A pound of Cold Fusion anyone?
Since my first ventures onto the Internet almost 15 years ago, I've thought that as the increased availability and specification of information on any given topic becomes more readily available, the position of argument from authority will become completely irrelevant. It's a nice fantasy to think that, in present day, any and all published research on Science, stemming from any particular discipline, is a level playing field. A place where the scientific method rings true and the merits of argument, data collection methodology, and referential updating are untouched by position and politic. Sadly, in my years on the net, supporting the very people puthing forth the very papers we're talking about, I've witnessed it first hand and know it to not be true.
If a truly nameless and faceless peer review outlet can be created for rigorous scientific argument without the need to humanize* the argument by the arguer, I can only hope that such an outlet should prosper and flourish in this information age. Pushing the progress of our understanding, and sharing the wealth of knowledge of our observed world much faster than it has been can only be a good thing in my book.
The last article talks about how difficult it is to get back reviewer's comments demanding additional work, and says that is a problem.
The thing is, I don't see "Nature" or other top-tier journals hurting for lack of submissions. If reviewers are being unreasonably critical, then why are people still submitting there? It's because they're willing to work hard to get a nature paper on their CV. Blaming top-tier journals for being choosy when researchers are willing to to go through it at any cost is a bit backwards.
In my opinion, the better approach would be for researchers to put less emphasis on top-tier publications. It's a piss-poor way of judging how good a researcher is. That has more to do with politics, funding, the number of people willing to work on your project, and ultimately luck than it does with hard work or good results. If you're working in a lab by yourself, doing the whole project by yourself, and publish valid results in a 3rd tier journal, that's a more impressive individual than if you had an army of people doing all the hard work, get stunning results, and publish in a first tier journal. I think that author dilution is under estimated.
It is of course simpler to say "Oh, that's a good journal, he must be a good scientist" than it is to judge that researcher's research as a whole, which is the only reason people do it.
The trouble is that publications are used as a metric by outside agencies to gauge productivity when assigning funding or offering new positions. It's simply not possible for everyone who is assessing applications to be knowledgeable enough about particular research fields to judge the merit of past publications individually so they fall back on impact factor.
It's well and good to decide to take the moral high road and make your contribution to moving science in a more open direction by only publishing in lower tier journals, but it hurts the careers of every author who doesn't already have tenure as well as the future grant prospects for your lab. I think that a move to a new publication system is necessary, but it's hard for individual scientists to move the process along.

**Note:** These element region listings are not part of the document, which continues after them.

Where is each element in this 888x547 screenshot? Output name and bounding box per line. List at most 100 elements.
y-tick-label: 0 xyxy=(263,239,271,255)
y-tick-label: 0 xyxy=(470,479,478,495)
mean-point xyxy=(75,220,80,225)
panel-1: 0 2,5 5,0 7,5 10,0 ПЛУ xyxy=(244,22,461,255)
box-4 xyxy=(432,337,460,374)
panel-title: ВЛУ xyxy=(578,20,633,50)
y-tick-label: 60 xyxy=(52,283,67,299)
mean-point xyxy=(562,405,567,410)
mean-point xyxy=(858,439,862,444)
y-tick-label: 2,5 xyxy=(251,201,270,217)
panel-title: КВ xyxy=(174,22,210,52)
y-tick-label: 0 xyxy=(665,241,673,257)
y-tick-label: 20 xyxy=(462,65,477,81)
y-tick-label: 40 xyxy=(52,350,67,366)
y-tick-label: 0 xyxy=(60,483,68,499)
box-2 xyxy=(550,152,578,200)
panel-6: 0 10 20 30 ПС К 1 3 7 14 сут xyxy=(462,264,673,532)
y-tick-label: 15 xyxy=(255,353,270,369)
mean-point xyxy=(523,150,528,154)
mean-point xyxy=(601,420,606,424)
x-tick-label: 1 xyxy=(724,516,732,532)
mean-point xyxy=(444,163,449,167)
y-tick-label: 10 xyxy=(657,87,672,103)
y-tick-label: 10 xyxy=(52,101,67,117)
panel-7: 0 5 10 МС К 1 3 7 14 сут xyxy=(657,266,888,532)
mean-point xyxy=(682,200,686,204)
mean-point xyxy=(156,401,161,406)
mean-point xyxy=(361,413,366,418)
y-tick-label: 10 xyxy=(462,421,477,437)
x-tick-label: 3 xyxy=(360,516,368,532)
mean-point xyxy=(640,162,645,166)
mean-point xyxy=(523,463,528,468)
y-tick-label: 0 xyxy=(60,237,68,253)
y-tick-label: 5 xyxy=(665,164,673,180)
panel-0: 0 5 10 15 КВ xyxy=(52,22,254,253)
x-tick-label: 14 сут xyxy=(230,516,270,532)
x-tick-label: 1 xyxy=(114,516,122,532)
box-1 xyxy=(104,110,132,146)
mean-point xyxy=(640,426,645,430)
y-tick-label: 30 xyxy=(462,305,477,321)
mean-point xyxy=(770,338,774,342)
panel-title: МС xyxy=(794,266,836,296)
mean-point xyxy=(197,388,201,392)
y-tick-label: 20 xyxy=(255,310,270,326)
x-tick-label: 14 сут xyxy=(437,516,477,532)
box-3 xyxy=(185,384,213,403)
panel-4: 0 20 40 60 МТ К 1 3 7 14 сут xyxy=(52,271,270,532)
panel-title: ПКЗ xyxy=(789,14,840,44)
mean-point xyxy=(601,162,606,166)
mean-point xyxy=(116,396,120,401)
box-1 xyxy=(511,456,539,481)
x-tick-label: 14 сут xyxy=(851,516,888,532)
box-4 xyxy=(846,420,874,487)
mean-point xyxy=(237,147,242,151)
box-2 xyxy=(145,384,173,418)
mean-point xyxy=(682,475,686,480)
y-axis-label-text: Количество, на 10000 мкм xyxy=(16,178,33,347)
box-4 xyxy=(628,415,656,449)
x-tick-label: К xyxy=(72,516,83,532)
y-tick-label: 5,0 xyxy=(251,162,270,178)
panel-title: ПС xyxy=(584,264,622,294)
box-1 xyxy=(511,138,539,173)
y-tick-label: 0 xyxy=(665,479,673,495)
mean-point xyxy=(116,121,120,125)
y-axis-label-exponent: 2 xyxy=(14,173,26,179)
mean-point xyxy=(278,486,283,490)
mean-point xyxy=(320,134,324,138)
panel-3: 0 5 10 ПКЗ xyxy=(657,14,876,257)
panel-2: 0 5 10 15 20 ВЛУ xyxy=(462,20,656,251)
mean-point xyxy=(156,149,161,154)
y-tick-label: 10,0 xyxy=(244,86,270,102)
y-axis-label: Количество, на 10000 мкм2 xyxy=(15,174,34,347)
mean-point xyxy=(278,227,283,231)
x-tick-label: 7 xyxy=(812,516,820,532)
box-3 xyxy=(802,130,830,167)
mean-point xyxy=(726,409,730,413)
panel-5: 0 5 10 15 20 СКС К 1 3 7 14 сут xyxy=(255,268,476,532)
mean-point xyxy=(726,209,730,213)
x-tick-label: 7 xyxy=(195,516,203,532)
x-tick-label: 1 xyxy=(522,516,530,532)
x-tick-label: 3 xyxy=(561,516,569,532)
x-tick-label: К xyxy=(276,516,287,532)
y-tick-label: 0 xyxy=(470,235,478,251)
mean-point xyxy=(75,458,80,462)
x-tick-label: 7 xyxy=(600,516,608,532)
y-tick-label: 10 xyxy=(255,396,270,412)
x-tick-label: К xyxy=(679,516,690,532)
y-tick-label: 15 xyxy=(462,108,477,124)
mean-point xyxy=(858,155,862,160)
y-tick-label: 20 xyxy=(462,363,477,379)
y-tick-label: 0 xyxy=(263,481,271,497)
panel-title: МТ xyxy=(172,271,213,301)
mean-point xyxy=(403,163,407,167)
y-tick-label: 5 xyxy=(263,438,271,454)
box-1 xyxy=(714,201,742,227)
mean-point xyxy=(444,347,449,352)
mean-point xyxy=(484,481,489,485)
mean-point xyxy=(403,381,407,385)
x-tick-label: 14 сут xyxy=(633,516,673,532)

A journal with published reviewer comments is a good step in the right direction.
So if this is the future...where's my jet pack?
It's fine to judge individuals that way, but the days of being "an individual" in cutting edge science are long gone. These days you're part of a team. When you go looking for funding for big projects, agencies want to know how good your team is.
They can make the first cut at "which teams have published in Science or Nature recently" and still have more proposals than they need. Of course, that's a stupid way to make your first cut, and I think that behavior is the root of the problem.
Here ya go!
Thank you very much, please drive thru.
This sig is not paradoxical or ironic.